Dörge H, Schulz R, Heusch G
Department of Pathophysiology, Center for Internal Medicine, Essen University Hospital, Germany.
Thorac Cardiovasc Surg. 1998 Sep;46 Suppl 2:255-62; discussion 263. doi: 10.1055/s-2007-1013082.

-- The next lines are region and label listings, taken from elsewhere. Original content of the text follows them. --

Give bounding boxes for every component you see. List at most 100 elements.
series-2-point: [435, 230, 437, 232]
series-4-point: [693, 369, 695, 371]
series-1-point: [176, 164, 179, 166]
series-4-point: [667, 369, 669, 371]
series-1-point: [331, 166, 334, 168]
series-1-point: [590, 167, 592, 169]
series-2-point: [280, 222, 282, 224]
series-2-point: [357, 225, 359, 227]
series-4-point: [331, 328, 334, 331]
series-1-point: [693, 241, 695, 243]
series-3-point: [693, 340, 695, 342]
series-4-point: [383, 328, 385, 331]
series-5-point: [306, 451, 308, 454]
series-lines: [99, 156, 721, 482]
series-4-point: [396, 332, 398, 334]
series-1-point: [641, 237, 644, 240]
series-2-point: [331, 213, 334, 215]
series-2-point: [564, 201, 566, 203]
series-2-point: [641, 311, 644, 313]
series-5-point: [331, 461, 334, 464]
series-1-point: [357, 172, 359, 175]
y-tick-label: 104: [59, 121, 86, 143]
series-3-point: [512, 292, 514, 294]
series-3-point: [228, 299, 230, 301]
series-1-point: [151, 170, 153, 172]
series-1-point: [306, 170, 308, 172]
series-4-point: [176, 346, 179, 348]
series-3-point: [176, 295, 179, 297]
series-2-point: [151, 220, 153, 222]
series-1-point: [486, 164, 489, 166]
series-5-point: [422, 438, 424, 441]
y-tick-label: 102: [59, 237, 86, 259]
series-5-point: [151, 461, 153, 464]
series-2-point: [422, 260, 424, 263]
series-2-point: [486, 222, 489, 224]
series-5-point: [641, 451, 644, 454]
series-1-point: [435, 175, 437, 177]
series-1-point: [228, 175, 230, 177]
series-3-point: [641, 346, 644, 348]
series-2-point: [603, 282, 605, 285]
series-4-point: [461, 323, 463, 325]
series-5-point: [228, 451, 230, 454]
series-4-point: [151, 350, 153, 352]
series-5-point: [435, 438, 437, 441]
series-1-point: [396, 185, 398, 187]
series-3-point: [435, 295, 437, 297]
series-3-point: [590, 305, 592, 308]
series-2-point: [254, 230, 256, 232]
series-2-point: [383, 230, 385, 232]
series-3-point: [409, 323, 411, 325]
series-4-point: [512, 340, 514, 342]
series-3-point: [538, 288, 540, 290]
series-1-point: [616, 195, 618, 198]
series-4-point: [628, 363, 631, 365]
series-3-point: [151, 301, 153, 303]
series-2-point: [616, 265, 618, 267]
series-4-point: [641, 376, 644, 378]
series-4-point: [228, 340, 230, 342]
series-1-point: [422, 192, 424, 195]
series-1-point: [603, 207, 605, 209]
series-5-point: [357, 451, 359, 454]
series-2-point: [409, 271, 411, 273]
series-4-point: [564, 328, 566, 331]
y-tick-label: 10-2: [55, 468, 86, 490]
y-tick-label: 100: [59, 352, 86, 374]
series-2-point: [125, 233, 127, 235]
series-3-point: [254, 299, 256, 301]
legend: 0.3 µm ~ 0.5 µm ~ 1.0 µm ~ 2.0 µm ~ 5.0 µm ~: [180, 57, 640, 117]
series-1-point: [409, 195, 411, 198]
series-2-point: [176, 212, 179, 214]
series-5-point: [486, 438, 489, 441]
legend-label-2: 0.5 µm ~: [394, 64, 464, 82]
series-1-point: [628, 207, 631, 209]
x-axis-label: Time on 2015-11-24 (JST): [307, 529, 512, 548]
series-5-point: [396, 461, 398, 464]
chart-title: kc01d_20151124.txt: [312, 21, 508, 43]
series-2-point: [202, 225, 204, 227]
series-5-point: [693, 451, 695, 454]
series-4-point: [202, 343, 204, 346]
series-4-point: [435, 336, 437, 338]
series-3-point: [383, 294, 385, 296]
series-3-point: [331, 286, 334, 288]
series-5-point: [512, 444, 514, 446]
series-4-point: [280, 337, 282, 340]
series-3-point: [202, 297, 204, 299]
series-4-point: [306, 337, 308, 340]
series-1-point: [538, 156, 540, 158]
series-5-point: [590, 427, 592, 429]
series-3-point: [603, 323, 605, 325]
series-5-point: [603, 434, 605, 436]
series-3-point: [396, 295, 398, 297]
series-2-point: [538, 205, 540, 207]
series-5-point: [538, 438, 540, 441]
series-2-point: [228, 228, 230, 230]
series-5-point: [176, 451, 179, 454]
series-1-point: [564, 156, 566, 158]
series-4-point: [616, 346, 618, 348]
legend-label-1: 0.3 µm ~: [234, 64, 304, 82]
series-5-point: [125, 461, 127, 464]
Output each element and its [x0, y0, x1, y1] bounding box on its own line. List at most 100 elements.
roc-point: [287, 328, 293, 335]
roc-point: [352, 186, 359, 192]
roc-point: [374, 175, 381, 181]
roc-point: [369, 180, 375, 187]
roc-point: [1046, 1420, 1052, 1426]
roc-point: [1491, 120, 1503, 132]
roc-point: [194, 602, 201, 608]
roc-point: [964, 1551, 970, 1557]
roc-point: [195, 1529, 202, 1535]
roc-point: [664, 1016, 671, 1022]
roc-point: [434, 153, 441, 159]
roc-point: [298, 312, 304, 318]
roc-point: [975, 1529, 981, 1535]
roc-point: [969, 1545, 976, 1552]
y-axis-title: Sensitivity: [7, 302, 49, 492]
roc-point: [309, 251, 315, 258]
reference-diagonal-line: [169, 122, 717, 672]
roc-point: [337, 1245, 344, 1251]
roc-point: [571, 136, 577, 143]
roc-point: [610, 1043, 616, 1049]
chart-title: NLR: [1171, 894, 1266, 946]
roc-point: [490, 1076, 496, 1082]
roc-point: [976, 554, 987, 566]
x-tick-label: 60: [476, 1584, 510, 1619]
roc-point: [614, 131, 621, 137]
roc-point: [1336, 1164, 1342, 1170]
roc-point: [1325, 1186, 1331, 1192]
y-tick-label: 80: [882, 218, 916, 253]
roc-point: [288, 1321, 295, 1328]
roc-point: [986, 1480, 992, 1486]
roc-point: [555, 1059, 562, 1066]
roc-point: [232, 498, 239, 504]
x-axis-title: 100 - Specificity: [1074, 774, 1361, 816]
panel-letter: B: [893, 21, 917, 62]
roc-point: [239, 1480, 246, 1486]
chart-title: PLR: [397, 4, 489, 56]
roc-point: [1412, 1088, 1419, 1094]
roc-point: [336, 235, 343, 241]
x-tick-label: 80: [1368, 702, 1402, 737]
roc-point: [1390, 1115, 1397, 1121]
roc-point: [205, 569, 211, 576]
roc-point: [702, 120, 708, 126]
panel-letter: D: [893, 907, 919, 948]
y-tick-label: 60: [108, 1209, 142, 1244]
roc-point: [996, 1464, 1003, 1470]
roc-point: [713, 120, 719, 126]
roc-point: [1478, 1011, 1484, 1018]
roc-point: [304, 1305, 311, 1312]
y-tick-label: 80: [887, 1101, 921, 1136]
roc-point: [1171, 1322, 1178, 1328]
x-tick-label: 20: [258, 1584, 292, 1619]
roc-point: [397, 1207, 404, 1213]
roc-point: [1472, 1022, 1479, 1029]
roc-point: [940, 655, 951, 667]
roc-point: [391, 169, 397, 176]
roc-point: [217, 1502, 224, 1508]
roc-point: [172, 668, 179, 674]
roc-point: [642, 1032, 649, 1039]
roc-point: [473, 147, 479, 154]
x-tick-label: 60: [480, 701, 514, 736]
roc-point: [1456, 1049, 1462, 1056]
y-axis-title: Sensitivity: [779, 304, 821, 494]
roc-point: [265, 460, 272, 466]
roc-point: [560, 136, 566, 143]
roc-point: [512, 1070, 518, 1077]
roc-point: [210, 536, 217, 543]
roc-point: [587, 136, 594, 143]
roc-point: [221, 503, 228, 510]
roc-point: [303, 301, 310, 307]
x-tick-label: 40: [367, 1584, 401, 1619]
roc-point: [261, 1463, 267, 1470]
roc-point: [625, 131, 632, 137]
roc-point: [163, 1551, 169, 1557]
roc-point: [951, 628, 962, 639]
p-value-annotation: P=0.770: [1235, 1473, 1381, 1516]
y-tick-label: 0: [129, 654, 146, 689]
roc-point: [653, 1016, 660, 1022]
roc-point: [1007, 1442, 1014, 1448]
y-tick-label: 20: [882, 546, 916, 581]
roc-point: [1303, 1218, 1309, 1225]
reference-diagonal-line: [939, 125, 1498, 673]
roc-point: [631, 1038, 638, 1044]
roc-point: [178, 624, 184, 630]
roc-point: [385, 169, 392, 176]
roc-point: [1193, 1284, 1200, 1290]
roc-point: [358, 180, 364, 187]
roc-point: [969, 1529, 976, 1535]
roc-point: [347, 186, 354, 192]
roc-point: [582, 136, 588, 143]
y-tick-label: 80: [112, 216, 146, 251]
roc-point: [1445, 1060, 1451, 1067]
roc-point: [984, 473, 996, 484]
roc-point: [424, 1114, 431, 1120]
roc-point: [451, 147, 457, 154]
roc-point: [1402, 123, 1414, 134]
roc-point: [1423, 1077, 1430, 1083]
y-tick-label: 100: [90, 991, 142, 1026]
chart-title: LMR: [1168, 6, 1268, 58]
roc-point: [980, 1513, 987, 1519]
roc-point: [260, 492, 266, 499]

Analyses of regional myocardial blood flow, function, metabolism, and morphology in ischemic and reperfused myocardium has led to the identification of important phenomena, i.e. myocardial hibernation, myocardial stunning, and ischemic preconditioning. Hibernation is a condition of sustained reduction of contractile function in hypoperfused but viable myocardium, which improves upon reperfusion. Stunning is characterized by spontaneously reversible postischemic dysfunction despite completely restored perfusion. Ischemic preconditioning refers to a delay of myocardial infarction resulting from sustained ischemia, when the myocardium is subjected to one or more preceding short cycles of ischemia/reperfusion. Whereas stunning is a reversible manifestation of myocardial injury, hibernation and ischemic preconditioning are forms of endogenous myocardial protection against ischemia. With better understanding of the underlying mechanisms of hibernation and ischemic preconditioning, these mechanisms might be exploited for pharmacological cardioprotection.
对缺血及再灌注心肌的局部心肌血流、功能、代谢和形态进行分析,已识别出一些重要现象,即心肌冬眠、心肌顿抑和缺血预处理。冬眠是指灌注不足但仍存活的心肌收缩功能持续降低的一种状态,再灌注后可改善。顿抑的特征是尽管灌注已完全恢复,但仍存在缺血后自发可逆性功能障碍。缺血预处理是指当心肌经历一个或多个先前短暂的缺血/再灌注周期后,持续缺血导致心肌梗死延迟发生。虽然顿抑是心肌损伤的一种可逆表现,但冬眠和缺血预处理是内源性心肌缺血保护的形式。随着对冬眠和缺血预处理潜在机制的深入了解,这些机制可能会被用于药物性心脏保护。